When Walkerville Brewery launched it’s “Indie Pale Ale” in April of 2013, it was in the spirit of Windsor-Essex’s independent ingenuity that has created a local appreciation and love for the homegrown experience. From local restaurateurs and chefs, to our local watering holes and retail, from our local artists and musicians, to the tool & die makers and construction workers. Windsor was built on the creative minds of this city and it’s in the tradition of that mentality and hunger, that Indie Pale Ale was designed.

With that in mind, Walkerville Brewery also created a new position, that of a Creative Arts Director, and appointed local musician and music journalist Jamie Greer as it’s first title holder. Greer has been an active member of the local music scene since the early 1990’s and has played in some of the city’s most respected and loved bands, such as media darlings The Golden Hands Before God and the unquiet dead, as well as promoting and writing about the local original music scene for nearly 15 years in various publications including The Windsor Star, WAMM Magazine, Upfront Magazine, and now Windsor Independent.

One of Greer’s first jobs was the creation of the Walkerville Mix Tape series. This series, which launched in April with the unveiling of the Indie Pale Ale, is a throwback to the 80’s and 90’s, when people would create mixed tapes for friends and lovers, showcasing songs that meant something, that told a story through music. Greer compiled a collection of 15 tracks – all local Windsor-Essex musical acts – and made it available as a free download available not only to the residents of Windsor-Essex county, but whomever had access to the internet. This was not only a love affair for Windsor-Essex, it was a calling to the rest of Canada and beyond, that Windsor music was as powerful and passionate as any other city’s musical clout claimed to be.

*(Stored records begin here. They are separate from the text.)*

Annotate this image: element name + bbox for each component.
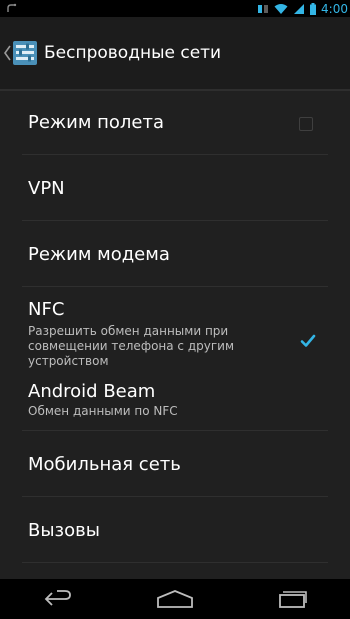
action-bar: Беспроводные сети [0,17,350,91]
nfc-item[interactable]: NFC Разрешить обмен данными при совмещен… [0,287,350,371]
battery-icon [310,2,317,15]
notification-icon [7,3,17,12]
settings-list: Режим полета VPN Режим модема NFC Разреш… [0,89,350,563]
calls-label: Вызовы [28,519,100,541]
nfc-summary-line-3: устройством [28,354,109,368]
mobile-network-label: Мобильная сеть [28,453,181,475]
signal-icon [294,3,305,14]
settings-app-icon[interactable] [12,40,38,66]
tethering-label: Режим модема [28,243,170,265]
airplane-mode-checkbox[interactable] [299,117,313,131]
wifi-icon [274,3,288,14]
android-beam-summary: Обмен данными по NFC [28,404,178,418]
recent-apps-button[interactable] [269,584,315,614]
screen-title: Беспроводные сети [44,43,222,63]
divider [22,562,328,563]
navigation-bar [0,579,350,619]
back-icon [45,590,72,606]
calls-item[interactable]: Вызовы [0,497,350,563]
android-beam-label: Android Beam [28,381,156,402]
nfc-label: NFC [28,299,65,320]
status-time: 4:00 [321,1,348,16]
sync-icon [258,4,269,13]
tethering-item[interactable]: Режим модема [0,221,350,287]
android-settings-screen: 4:00 Беспроводные сети Режим полета VPN [0,0,350,619]
vpn-item[interactable]: VPN [0,155,350,221]
back-button[interactable] [35,584,81,614]
up-caret-icon[interactable] [3,44,11,62]
home-icon [157,590,193,608]
airplane-mode-item[interactable]: Режим полета [0,89,350,155]
recent-apps-icon [278,591,307,608]
mobile-network-item[interactable]: Мобильная сеть [0,431,350,497]
status-bar: 4:00 [0,0,350,17]
airplane-mode-label: Режим полета [28,111,165,133]
home-button[interactable] [152,584,198,614]
android-beam-item[interactable]: Android Beam Обмен данными по NFC [0,371,350,431]
nfc-checkbox-checked-icon[interactable] [300,333,316,349]
status-icons: 4:00 [257,0,348,17]
vpn-label: VPN [28,177,65,199]
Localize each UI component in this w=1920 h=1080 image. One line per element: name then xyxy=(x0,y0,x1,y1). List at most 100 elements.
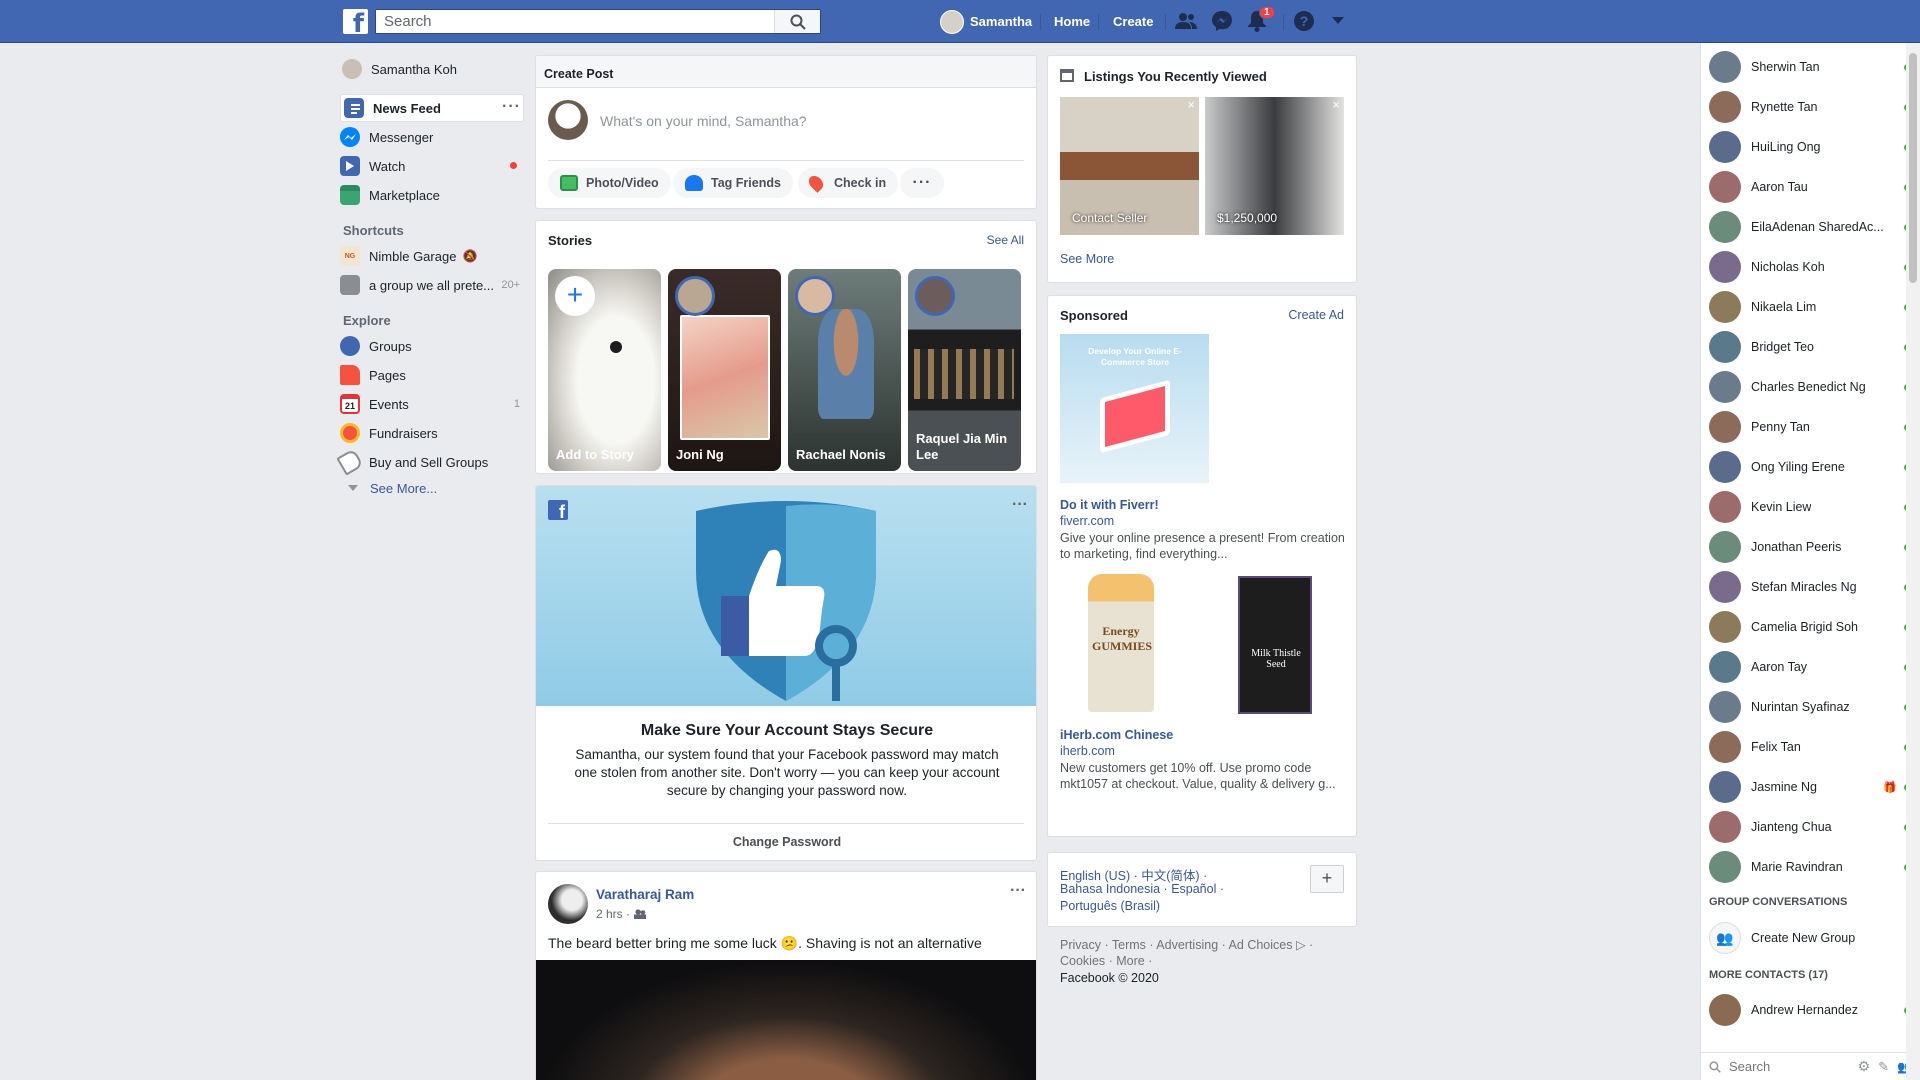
messenger-icon[interactable] xyxy=(1210,9,1234,33)
profile-link[interactable]: Samantha xyxy=(940,0,1032,43)
chat-contact[interactable]: HuiLing Ong xyxy=(1709,127,1911,167)
ad-product-image[interactable]: Milk Thistle Seed xyxy=(1238,576,1312,714)
see-all-link[interactable]: See All xyxy=(987,233,1024,247)
chat-contact[interactable]: EilaAdenan SharedAc... xyxy=(1709,207,1911,247)
close-icon[interactable]: × xyxy=(1187,97,1195,112)
sidebar-item-events[interactable]: 21 Events 1 xyxy=(340,390,520,418)
facebook-logo-icon[interactable]: f xyxy=(343,9,368,34)
see-more-link[interactable]: See More... xyxy=(348,474,437,502)
create-new-group-button[interactable]: 👥 Create New Group xyxy=(1709,918,1909,958)
language-line[interactable]: Português (Brasil) xyxy=(1060,899,1160,913)
sidebar-item-news-feed-row[interactable]: News Feed xyxy=(344,94,441,122)
gear-icon[interactable]: ⚙ xyxy=(1858,1058,1871,1075)
ad-product-image[interactable]: Energy GUMMIES xyxy=(1088,574,1154,712)
chat-contact[interactable]: Charles Benedict Ng xyxy=(1709,367,1911,407)
create-link[interactable]: Create xyxy=(1113,0,1153,43)
sidebar-profile-link[interactable]: Samantha Koh xyxy=(342,55,457,83)
chat-contact[interactable]: Nicholas Koh xyxy=(1709,247,1911,287)
tag-friends-button[interactable]: Tag Friends xyxy=(673,168,793,198)
more-options-icon[interactable]: ··· xyxy=(502,99,521,115)
chat-contact[interactable]: Penny Tan xyxy=(1709,407,1911,447)
help-icon[interactable]: ? xyxy=(1292,9,1316,33)
close-icon[interactable]: × xyxy=(1332,97,1340,112)
search-button[interactable] xyxy=(774,10,820,33)
fundraisers-icon xyxy=(340,423,360,443)
chat-contact[interactable]: Jonathan Peeris xyxy=(1709,527,1911,567)
more-options-icon[interactable]: ··· xyxy=(1010,883,1026,899)
search-box xyxy=(375,9,821,34)
footer-links[interactable]: Privacy · Terms · Advertising · Ad Choic… xyxy=(1060,937,1313,952)
ad-image[interactable]: Develop Your Online E-Commerce Store xyxy=(1060,334,1209,483)
ad-domain[interactable]: fiverr.com xyxy=(1060,514,1114,528)
account-menu-chevron-down-icon[interactable] xyxy=(1326,9,1350,33)
post-composer-input[interactable]: What's on your mind, Samantha? xyxy=(600,113,1020,129)
check-in-button[interactable]: Check in xyxy=(798,168,899,198)
marketplace-icon xyxy=(340,185,360,205)
chat-contact[interactable]: Stefan Miracles Ng xyxy=(1709,567,1911,607)
contact-name: HuiLing Ong xyxy=(1751,140,1821,154)
ad-domain[interactable]: iherb.com xyxy=(1060,744,1115,758)
search-input[interactable] xyxy=(376,10,776,33)
scrollbar[interactable] xyxy=(1906,43,1920,1080)
chat-contact[interactable]: Rynette Tan xyxy=(1709,87,1911,127)
language-line[interactable]: Bahasa Indonesia · Español · xyxy=(1060,882,1224,896)
chat-contact[interactable]: Aaron Tau xyxy=(1709,167,1911,207)
more-options-icon[interactable]: ··· xyxy=(900,168,944,198)
divider xyxy=(1098,14,1099,30)
chat-contact[interactable]: Kevin Liew xyxy=(1709,487,1911,527)
sidebar-item-fundraisers[interactable]: Fundraisers xyxy=(340,419,438,447)
muted-icon: 🔕 xyxy=(462,249,478,263)
sidebar-item-watch[interactable]: Watch xyxy=(340,152,405,180)
ad-title[interactable]: Do it with Fiverr! xyxy=(1060,498,1159,512)
chat-contact[interactable]: Camelia Brigid Soh xyxy=(1709,607,1911,647)
sidebar-item-label: Fundraisers xyxy=(369,425,438,441)
chat-contact[interactable]: Andrew Hernandez xyxy=(1709,990,1911,1030)
scrollbar-thumb[interactable] xyxy=(1909,53,1917,283)
search-icon xyxy=(790,14,806,30)
contact-name: Nikaela Lim xyxy=(1751,300,1817,314)
post-photo[interactable] xyxy=(536,960,1036,1080)
sidebar-item-messenger[interactable]: Messenger xyxy=(340,123,433,151)
chat-contact[interactable]: Nikaela Lim xyxy=(1709,287,1911,327)
change-password-button[interactable]: Change Password xyxy=(536,835,1036,849)
chat-contact[interactable]: Sherwin Tan xyxy=(1709,47,1911,87)
chat-contact[interactable]: Marie Ravindran xyxy=(1709,847,1911,887)
chat-contact[interactable]: Felix Tan xyxy=(1709,727,1911,767)
add-language-button[interactable]: + xyxy=(1310,865,1344,893)
shortcut-group[interactable]: a group we all prete... 20+ xyxy=(340,271,520,299)
story-add[interactable]: + Add to Story xyxy=(548,269,661,471)
listing-item[interactable]: × $1,250,000 xyxy=(1205,97,1344,235)
listings-see-more-link[interactable]: See More xyxy=(1060,252,1114,266)
avatar[interactable] xyxy=(548,884,588,924)
listing-item[interactable]: × Contact Seller xyxy=(1060,97,1199,235)
home-link[interactable]: Home xyxy=(1054,0,1090,43)
post-author[interactable]: Varatharaj Ram xyxy=(596,887,694,902)
chat-contact[interactable]: Aaron Tay xyxy=(1709,647,1911,687)
post-timestamp[interactable]: 2 hrs · xyxy=(596,907,630,921)
notifications-icon[interactable]: 1 xyxy=(1245,6,1275,33)
chat-contact[interactable]: Bridget Teo xyxy=(1709,327,1911,367)
more-options-icon[interactable]: ··· xyxy=(1012,497,1028,513)
chat-search-input[interactable] xyxy=(1729,1059,1839,1074)
new-message-icon[interactable]: ✎ xyxy=(1878,1059,1889,1075)
chat-contact[interactable]: Nurintan Syafinaz xyxy=(1709,687,1911,727)
sidebar-item-buy-sell-groups[interactable]: Buy and Sell Groups xyxy=(336,448,488,476)
shortcut-nimble-garage[interactable]: NG Nimble Garage 🔕 xyxy=(340,242,477,270)
ad-title[interactable]: iHerb.com Chinese xyxy=(1060,728,1173,742)
story-rachael-nonis[interactable]: Rachael Nonis xyxy=(788,269,901,471)
story-raquel-jia-min-lee[interactable]: Raquel Jia Min Lee xyxy=(908,269,1021,471)
contact-name: Felix Tan xyxy=(1751,740,1801,754)
chat-contact[interactable]: Jasmine Ng 🎁 xyxy=(1709,767,1911,807)
chat-contact[interactable]: Ong Yiling Erene xyxy=(1709,447,1911,487)
story-joni-ng[interactable]: Joni Ng xyxy=(668,269,781,471)
sidebar-item-groups[interactable]: Groups xyxy=(340,332,412,360)
sidebar-item-pages[interactable]: Pages xyxy=(340,361,406,389)
contact-name: Kevin Liew xyxy=(1751,500,1812,514)
avatar xyxy=(1709,771,1741,803)
photo-video-button[interactable]: Photo/Video xyxy=(548,168,671,198)
chat-contact[interactable]: Jianteng Chua xyxy=(1709,807,1911,847)
footer-links[interactable]: Cookies · More · xyxy=(1060,954,1152,968)
create-ad-link[interactable]: Create Ad xyxy=(1288,308,1344,322)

Even the mainstream has begun to realise the power integrating local original music can have – Walkerville Brewery adopted the unquiet dead’s song “Hard Road” as it’s official anthem for the Indie Pale Ale, and multiple major local festivals, including the long standing Carrousel of Nations, Fork & Cork, and Windsor Pride have all begun to mandate over 60% (in some cases close to 100%) of local original music to provide the entertainment.

On Friday August 30th, Walkerville Brewery presents the release of Walkerville Mix Tape #2, the follow-up to May’s premiere volume of the series. This 17-song track will feature tracks from many local musical acts including:

  • Inoke Errati, who recently opened for Third Eye Blind at the Fillmore Theatre in Detroit, multiple radio play singles on 89X
  • Heavy Suns, indie folk/pop
  • Academy (Kayyce Closed & Trilla) feat. J-Reno, hip-hop
  • and more!

The entire 17-track compilation (as well as Walkerville Mix Tape #1) will be available for free download at www.betruewindsor.com on Friday, August 30, 2013. (MT#1 is available now on the site).

The first Mix Tape featured a veritable who’s who of some of Windsor-Essex county’s most successful musical acts of the past year: The Walkervilles, The Blue Stones, the unquiet dead and more.

The success of the first Walkerville Mix Tape was encouraging and gratifying and with that success, we continue to push forward with future volumes, showcasing the best that Windsor-Essex has to offer. These selections are based and inspired on the passion and the drive of the artists themselves – these are all active musicians, these are all recent (in some cases still unreleased) material, and these are bands that are not only showing their wares to their hometown, but are pushing their sound (and in turn, OUR sound) to other cities on tours and promotions. While the first Mix Tape encompassed all facets of music, from folk rock to heavy metal, future Mix Tapes will change slightly.

The second volume of Walkerville Mix Tape, launching the last week of August on-line, will feature the best in rock, alternative, folk and more, while a sister companion series, Walkerville Dark, will launch in October, showcasing solely the heavier side of Windsor’s explosive music scene, such as heavy metal, hardcore and punk rock.